A sociedade é muito complexa. Os políticos têm que tomar as suas decisões gerindo também os comportamentos sociais e a aceitação que a sociedade tem de determinadas medidas. Grande parte da população reconhece que as alterações climáticas são um problema, mas quando dizemos às pessoas que têm que deixar o carro a gasolina e comprar um elétrico, as coisas mudam de figura. Ou as pessoas não têm poder económico para comprar o carro elétrico, ou não têm infraestrutura para carregar o carro, ou simplesmente não acreditam que o carro elétrico seja uma solução.

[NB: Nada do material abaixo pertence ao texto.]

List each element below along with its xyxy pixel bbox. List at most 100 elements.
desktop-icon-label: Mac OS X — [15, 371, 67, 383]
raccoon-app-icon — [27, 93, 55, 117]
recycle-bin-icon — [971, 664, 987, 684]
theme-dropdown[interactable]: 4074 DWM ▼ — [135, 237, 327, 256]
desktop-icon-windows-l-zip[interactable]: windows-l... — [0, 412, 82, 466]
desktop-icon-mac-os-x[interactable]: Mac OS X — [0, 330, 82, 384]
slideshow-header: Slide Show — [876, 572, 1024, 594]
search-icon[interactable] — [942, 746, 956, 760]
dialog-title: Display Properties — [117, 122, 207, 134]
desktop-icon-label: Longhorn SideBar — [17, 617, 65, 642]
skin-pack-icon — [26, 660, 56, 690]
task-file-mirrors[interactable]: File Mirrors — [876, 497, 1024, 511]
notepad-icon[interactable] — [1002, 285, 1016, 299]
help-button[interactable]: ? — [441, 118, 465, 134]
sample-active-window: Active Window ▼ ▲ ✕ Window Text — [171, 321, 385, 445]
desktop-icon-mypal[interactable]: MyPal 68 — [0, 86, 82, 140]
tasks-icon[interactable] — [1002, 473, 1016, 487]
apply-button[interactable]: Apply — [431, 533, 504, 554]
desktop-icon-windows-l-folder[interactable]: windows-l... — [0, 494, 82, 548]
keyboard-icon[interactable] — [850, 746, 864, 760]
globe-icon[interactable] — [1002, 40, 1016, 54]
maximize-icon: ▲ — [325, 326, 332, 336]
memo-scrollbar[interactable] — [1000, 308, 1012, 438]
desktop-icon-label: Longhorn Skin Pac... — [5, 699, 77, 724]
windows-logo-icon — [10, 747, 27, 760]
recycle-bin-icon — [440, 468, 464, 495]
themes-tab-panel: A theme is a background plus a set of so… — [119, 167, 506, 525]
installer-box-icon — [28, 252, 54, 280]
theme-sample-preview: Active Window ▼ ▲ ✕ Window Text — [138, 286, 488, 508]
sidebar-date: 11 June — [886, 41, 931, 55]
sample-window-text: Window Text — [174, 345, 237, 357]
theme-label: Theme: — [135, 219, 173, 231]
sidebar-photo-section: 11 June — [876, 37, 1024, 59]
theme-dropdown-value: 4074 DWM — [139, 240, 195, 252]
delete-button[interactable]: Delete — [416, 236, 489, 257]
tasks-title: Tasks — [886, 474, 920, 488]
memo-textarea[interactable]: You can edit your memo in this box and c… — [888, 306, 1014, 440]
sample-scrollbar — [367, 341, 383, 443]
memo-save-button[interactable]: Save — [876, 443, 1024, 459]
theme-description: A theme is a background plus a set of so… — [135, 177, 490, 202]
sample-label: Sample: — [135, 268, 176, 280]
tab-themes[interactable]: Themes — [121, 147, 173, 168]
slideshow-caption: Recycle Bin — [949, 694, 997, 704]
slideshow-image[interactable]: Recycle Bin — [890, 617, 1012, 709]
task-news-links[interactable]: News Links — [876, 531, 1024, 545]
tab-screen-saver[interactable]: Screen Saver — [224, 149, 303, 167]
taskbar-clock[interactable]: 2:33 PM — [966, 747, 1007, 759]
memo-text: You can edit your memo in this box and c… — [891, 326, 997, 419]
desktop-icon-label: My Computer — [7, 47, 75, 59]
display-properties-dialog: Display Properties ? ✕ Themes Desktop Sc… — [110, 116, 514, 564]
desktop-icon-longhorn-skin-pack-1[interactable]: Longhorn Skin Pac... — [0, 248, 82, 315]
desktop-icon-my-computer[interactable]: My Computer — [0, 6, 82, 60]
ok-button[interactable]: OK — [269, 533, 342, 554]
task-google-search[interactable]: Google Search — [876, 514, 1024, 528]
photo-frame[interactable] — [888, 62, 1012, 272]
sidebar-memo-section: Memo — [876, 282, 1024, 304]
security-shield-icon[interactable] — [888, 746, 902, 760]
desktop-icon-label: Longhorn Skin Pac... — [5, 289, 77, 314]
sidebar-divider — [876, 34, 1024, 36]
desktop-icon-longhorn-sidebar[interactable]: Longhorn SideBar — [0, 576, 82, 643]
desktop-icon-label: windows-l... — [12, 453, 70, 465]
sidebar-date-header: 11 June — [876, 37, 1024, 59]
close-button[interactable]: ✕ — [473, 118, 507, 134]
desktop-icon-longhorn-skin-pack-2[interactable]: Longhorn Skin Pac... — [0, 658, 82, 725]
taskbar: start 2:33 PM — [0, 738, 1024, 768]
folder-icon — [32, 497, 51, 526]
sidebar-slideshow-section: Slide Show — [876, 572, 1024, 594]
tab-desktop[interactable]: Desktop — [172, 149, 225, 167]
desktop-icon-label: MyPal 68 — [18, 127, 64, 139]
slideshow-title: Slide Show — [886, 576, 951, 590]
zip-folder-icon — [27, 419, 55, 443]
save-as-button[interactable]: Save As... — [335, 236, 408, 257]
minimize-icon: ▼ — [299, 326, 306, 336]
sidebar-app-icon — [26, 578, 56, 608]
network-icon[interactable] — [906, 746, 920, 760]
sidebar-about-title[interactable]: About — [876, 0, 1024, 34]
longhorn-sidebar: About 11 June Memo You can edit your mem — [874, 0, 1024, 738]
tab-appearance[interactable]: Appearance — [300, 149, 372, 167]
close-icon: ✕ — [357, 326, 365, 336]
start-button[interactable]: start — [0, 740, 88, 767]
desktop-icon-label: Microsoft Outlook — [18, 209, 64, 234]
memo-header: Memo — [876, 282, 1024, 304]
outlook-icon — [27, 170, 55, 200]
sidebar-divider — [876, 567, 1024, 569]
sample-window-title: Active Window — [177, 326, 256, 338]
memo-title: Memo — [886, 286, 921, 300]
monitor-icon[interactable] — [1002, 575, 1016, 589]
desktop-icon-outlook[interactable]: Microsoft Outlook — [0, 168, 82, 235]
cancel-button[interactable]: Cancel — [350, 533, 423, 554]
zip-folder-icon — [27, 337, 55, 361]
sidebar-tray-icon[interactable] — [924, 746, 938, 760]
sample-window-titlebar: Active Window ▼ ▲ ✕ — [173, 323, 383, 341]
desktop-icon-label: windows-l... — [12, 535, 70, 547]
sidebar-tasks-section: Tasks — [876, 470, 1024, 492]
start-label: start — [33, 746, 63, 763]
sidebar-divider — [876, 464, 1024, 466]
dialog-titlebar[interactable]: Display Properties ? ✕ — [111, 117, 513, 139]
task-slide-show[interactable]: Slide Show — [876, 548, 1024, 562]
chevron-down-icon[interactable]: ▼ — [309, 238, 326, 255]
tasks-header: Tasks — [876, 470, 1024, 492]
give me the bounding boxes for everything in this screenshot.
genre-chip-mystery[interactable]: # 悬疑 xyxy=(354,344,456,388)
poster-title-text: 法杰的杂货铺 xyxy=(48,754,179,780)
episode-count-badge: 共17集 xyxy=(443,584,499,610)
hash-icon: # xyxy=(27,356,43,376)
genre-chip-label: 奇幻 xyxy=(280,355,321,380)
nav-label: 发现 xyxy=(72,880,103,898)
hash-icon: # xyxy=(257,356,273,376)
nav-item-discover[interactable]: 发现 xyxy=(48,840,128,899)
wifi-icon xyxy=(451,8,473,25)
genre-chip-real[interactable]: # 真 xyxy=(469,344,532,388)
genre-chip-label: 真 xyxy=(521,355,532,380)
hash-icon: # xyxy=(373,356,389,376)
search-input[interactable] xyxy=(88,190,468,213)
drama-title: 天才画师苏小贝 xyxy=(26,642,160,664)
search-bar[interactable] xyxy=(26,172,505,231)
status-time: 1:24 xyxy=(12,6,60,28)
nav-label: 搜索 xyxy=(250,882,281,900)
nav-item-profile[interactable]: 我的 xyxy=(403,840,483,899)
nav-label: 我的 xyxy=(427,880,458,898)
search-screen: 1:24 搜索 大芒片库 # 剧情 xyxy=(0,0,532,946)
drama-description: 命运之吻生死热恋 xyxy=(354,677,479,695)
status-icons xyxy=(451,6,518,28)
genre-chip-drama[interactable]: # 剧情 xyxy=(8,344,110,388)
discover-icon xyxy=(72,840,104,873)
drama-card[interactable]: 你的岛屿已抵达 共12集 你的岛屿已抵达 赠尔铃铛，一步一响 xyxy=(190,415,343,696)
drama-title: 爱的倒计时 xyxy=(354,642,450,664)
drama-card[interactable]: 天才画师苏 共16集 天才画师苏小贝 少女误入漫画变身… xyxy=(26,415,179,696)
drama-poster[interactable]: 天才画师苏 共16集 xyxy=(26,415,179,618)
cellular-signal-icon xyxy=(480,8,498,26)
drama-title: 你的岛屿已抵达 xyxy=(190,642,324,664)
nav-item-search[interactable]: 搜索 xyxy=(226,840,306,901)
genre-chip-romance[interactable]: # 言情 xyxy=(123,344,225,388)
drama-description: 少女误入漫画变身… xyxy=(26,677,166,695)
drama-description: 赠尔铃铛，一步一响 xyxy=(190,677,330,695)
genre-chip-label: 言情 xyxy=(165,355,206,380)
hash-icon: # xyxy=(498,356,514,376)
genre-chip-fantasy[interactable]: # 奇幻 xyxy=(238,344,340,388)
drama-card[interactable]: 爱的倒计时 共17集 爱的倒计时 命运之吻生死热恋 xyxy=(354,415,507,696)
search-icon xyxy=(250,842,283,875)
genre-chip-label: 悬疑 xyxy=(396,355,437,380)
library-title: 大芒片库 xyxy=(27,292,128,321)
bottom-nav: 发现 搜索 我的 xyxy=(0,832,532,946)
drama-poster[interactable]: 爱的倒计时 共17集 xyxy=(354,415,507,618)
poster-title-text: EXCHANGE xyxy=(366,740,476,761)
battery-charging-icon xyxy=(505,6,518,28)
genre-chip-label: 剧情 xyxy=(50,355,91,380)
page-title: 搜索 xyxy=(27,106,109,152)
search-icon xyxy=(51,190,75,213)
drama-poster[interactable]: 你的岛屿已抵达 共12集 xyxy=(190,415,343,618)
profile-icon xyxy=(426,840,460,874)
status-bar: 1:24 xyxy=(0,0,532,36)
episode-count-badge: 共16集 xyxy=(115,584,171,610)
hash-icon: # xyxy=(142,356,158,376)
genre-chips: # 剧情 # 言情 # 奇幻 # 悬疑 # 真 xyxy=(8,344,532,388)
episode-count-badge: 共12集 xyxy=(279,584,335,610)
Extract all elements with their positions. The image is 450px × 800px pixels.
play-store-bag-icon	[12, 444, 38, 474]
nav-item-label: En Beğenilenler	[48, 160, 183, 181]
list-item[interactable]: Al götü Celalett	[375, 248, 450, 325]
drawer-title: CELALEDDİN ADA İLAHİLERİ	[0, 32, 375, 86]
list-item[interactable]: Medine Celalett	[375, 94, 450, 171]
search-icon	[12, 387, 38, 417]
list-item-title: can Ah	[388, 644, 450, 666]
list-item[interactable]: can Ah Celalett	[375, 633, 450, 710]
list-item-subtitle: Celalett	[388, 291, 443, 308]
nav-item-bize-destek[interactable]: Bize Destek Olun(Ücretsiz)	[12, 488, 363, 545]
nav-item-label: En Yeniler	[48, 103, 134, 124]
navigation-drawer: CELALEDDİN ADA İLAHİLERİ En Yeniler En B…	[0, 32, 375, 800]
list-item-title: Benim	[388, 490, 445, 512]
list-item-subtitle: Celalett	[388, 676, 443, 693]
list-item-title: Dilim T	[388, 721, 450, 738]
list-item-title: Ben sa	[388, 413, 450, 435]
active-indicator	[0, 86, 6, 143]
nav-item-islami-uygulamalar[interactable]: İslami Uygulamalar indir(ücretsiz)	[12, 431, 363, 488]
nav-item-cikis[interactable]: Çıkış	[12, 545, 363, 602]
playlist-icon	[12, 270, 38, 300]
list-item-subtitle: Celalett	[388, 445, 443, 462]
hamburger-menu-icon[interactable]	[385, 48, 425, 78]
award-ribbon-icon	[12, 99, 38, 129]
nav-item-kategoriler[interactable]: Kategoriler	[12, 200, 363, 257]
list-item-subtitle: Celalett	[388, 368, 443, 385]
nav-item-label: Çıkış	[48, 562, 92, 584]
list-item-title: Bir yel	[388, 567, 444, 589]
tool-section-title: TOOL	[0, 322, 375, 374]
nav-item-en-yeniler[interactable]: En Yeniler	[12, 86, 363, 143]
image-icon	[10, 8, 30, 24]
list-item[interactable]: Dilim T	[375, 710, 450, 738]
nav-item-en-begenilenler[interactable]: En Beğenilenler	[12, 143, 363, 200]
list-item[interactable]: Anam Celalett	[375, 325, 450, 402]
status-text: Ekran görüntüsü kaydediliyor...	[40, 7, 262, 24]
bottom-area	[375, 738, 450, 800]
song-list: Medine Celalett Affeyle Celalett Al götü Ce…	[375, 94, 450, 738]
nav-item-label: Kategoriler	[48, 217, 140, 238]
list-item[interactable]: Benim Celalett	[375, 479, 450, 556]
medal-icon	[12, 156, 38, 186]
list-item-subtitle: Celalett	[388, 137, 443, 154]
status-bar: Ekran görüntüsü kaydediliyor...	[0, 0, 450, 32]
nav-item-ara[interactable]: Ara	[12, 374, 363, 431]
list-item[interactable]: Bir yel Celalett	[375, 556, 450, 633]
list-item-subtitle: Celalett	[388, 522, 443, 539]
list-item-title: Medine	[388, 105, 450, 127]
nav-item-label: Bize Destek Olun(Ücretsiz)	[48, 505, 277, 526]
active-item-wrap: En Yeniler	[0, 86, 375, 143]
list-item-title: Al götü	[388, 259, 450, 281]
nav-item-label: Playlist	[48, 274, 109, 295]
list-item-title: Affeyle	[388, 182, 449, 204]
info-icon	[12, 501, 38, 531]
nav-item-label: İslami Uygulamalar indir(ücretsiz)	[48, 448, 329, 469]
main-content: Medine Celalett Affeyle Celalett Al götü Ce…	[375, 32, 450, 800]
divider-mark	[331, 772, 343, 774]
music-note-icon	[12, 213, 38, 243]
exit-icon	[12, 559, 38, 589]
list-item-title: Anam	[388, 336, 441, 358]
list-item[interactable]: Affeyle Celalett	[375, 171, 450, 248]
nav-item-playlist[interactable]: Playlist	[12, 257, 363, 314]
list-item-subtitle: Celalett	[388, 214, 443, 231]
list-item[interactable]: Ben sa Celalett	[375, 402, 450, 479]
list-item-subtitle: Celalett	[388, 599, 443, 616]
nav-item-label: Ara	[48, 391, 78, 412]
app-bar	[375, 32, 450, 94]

Os políticos também não podem impor as coisas de um dia para a noite quando a sociedade não está preparada para a mudança. É um processo que demora muito tempo. E infelizmente as alterações climáticas estão a ir a um passo mais rápido que a sociedade e os políticos conseguem ir.
Afirmou que vai haver mais radiação solar disponível em Portugal. Isso tem a ver com o aumento da seca e dos fenómenos extremos? Está relacionado com as alterações climáticas? É previsível que aumentem de frequência e de intensidade nos próximos anos?
A questão da radiação é uma consequência direta do caso específico português, de diminuição da nebulosidade e precipitação. O clima português vai ser mais parecido com o que há hoje no norte de África, em Marrocos e na Argélia. Tenderá a ser um clima mais quente e mais seco. Haverá mais radiação solar disponível.
Quanto aos extremos, sublinhava a seca, que é o problema climático mais grave em Portugal. A falta de água vai ser o grande problema nacional. Temos, aliás, visto como tem sido difícil gerir os recursos hídricos nos últimos anos e a falta de água que já tem havido para abastecer as populações, para as atividades humanas e para a agricultura.
Cada vez há mais conflitos pela água e mais dificuldade em gerir os poucos recursos hídricos que temos. E esse problema vai tender a acentuar-se. A questão da seca e da escassez de água vai ser um problema muito grave.
Também tenho alguma preocupação em relação aos extremos. É expetável que possa haver mais eventos extremos de precipitação ou vento, mas colocava num segundo plano de preocupação, no caso português.